When thinking of single use plastic bags, you might not consider the ocean or see the connection to our oceans. Sadly, they are ruining our oceans.
Sea turtles like this guy pictured eat them because they think they are jelly fish. Just this year several whales have washed up dead with pounds of plastic in their stomachs. Dolphins and sea birds can get tangled in them. When I heard this, I was confused. I don’t throw plastic bags into the ocean so how did so many end up there? Plastic bags are so light weight they blow from the landfills into the water when being transported. Even the bags that do make it to the landfills will take a thousand years for it to breakdown and it is toxic to the earth.
So if you plan to make one change to make a difference, try giving up plastic bags.

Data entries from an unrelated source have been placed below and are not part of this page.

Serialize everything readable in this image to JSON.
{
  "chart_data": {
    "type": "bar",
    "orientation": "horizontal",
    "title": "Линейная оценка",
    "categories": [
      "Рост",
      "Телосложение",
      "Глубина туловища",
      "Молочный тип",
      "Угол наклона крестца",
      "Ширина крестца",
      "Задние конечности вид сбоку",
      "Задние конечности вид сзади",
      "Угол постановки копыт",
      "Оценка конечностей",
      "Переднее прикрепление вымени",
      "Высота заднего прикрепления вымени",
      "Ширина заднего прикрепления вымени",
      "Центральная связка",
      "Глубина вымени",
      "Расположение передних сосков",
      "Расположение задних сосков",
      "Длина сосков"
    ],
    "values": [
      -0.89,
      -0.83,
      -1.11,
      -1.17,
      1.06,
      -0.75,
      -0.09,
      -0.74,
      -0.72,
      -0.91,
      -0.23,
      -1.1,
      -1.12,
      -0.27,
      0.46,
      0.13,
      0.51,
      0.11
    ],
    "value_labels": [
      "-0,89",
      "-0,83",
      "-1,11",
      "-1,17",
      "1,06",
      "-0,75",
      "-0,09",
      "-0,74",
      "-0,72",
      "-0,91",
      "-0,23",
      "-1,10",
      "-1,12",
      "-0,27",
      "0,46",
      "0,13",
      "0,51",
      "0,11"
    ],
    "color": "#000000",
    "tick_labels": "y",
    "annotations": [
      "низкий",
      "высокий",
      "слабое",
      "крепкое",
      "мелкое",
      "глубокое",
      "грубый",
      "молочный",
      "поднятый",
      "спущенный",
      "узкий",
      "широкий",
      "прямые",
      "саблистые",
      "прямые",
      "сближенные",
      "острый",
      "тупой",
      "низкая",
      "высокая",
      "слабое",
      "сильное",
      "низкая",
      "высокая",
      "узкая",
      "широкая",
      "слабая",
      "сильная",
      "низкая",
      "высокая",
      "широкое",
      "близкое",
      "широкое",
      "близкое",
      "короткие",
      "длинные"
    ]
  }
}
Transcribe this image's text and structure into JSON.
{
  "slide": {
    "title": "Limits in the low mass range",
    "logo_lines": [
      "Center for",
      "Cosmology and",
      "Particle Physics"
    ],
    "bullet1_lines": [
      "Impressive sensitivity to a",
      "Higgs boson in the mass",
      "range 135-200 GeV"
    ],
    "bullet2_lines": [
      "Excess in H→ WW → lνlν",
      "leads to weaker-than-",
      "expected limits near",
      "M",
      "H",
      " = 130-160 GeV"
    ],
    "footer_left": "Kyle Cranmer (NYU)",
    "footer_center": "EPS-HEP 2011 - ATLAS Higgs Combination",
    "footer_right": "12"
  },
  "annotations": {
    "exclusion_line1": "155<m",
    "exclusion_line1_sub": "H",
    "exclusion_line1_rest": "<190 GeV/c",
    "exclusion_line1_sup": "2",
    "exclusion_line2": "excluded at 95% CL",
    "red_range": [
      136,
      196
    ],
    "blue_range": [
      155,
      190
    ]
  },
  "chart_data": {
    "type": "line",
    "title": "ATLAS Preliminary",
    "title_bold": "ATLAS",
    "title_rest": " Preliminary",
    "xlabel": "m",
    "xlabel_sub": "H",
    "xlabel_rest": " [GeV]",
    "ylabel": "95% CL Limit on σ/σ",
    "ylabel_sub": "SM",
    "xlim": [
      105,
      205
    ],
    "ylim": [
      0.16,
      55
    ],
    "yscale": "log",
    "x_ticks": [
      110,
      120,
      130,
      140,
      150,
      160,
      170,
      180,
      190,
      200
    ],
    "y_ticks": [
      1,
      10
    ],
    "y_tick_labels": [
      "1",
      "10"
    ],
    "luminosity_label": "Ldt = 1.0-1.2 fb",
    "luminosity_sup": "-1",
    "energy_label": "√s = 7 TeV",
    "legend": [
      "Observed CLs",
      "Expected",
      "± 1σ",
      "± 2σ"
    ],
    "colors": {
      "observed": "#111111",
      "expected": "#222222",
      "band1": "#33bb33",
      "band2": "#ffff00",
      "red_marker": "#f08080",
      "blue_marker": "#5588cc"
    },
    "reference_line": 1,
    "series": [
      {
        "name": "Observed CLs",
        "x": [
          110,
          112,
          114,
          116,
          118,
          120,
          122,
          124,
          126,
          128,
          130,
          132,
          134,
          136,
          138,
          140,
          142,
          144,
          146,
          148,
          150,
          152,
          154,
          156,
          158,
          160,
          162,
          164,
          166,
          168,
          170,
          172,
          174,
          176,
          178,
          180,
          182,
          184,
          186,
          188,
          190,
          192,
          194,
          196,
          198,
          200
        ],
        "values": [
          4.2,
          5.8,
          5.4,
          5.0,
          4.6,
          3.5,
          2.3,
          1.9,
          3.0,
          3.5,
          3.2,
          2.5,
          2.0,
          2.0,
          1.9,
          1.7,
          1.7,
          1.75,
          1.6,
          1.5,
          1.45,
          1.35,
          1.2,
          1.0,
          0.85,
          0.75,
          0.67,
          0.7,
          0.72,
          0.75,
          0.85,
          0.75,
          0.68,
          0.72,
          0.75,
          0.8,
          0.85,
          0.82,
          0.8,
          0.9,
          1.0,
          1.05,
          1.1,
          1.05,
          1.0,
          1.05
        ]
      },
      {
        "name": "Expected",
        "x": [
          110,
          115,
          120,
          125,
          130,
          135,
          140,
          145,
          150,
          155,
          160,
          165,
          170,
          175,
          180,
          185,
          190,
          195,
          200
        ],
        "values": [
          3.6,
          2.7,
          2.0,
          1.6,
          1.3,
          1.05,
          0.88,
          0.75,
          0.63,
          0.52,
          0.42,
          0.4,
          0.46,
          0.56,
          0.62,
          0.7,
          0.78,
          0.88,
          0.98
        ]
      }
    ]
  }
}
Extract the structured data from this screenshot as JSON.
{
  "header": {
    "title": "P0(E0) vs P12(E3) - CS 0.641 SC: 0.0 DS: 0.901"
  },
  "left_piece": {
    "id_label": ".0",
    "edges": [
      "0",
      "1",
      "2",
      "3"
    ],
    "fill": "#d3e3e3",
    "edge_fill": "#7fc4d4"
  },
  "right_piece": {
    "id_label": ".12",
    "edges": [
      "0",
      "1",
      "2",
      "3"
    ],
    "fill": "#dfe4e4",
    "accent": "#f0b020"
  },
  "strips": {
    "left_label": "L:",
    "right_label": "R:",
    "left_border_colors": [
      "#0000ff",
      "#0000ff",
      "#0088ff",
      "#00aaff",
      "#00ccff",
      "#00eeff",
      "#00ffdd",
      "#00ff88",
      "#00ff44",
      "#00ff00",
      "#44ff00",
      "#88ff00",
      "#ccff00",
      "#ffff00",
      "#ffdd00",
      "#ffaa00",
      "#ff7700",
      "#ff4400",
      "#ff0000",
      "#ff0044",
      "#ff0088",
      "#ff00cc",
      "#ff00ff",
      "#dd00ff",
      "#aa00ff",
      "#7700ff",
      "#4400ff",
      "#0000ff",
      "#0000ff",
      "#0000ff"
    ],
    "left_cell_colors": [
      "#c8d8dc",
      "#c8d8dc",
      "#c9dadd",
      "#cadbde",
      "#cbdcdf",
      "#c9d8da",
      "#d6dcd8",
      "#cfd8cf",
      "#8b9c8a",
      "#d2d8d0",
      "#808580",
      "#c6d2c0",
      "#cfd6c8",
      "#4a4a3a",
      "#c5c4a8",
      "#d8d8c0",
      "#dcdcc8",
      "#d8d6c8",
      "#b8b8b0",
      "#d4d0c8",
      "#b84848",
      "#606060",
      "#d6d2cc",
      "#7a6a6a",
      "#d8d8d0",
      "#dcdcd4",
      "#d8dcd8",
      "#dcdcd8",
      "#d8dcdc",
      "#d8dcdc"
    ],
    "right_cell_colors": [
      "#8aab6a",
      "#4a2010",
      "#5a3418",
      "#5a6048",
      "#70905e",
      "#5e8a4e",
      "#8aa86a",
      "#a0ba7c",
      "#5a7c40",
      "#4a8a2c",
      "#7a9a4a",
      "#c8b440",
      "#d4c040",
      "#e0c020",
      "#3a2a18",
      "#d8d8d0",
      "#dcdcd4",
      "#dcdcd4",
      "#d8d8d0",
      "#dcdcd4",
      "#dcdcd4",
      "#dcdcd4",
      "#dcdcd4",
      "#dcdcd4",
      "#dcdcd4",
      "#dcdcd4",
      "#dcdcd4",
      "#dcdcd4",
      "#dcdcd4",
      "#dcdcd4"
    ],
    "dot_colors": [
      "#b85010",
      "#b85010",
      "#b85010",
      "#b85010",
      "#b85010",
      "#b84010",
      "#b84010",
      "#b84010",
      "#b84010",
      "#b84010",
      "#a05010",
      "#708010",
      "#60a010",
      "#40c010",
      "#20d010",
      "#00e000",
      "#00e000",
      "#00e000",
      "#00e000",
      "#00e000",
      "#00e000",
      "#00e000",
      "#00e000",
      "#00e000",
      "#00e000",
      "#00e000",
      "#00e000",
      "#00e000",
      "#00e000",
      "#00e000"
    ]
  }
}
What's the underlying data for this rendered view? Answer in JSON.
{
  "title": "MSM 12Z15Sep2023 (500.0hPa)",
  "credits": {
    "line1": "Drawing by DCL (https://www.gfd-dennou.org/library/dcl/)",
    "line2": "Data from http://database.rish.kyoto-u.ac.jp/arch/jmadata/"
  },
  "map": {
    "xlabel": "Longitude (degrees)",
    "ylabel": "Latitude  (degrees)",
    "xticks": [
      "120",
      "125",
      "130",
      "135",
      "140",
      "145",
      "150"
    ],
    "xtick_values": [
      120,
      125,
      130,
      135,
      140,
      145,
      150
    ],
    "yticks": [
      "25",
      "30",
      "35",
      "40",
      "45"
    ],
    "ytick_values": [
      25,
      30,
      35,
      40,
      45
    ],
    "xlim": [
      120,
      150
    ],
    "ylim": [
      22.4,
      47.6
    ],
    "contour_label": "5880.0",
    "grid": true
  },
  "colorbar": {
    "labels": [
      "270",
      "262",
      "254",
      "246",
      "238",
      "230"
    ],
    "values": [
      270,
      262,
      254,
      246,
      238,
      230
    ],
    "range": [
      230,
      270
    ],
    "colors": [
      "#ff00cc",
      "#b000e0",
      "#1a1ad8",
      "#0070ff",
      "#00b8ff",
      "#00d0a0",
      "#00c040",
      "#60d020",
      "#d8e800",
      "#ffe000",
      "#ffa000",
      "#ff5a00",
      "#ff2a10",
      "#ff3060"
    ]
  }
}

- Tote and String bags: These two black ones from Eco Bags are great for grocery shopping since they don’t contain any plastic. It is advised to keep plastic away from food since there are mixed results on how it can effect our food over time and that you need to keep them clean. See care section below.
- Canvas bags: The canvas bags featured here are ones I have collected over time and hold up well for heavier items.
- Compact bags: These bags came with my Tieks flats and I love to take them with me in my purse. Others have suggested Chico bags that are similar. They fold up into the black ball you see in the photo. This way I don’t get caught without a bag somewhere.
- The best bag is the one you will reuse: Whatever bag you choose to use needs to be one you will actually use. So pick something that you know will work for you.
- Don’t over do it: It can be tempting to purchase a ton of bags, get what you need and no more. That way you can be sure you like the bags you have now purchased. Start to add them to your routine and if you need to purchase more you can. The goal is less waste!
Reusable Bag Care
Make sure you are keeping your bags clean, especially if you are using them to carry food. Most you can machine wash, but if you do have plastic (those typically grocery store ones, even if they look like cloth) can shed some of the plastic into the water adding to the plastic contamination.
What do I do with my current single use plastic bags?
If you have a collection of these single use plastic bags stored like most people, you can take them to your local grocery store to put in the bag recycle bin. You can also use them for waste in your own household for doggie bags or lining garbage bags (something that weighs them down) until they run out. The goal is not to ADD to this collection, and only use up what you might already have.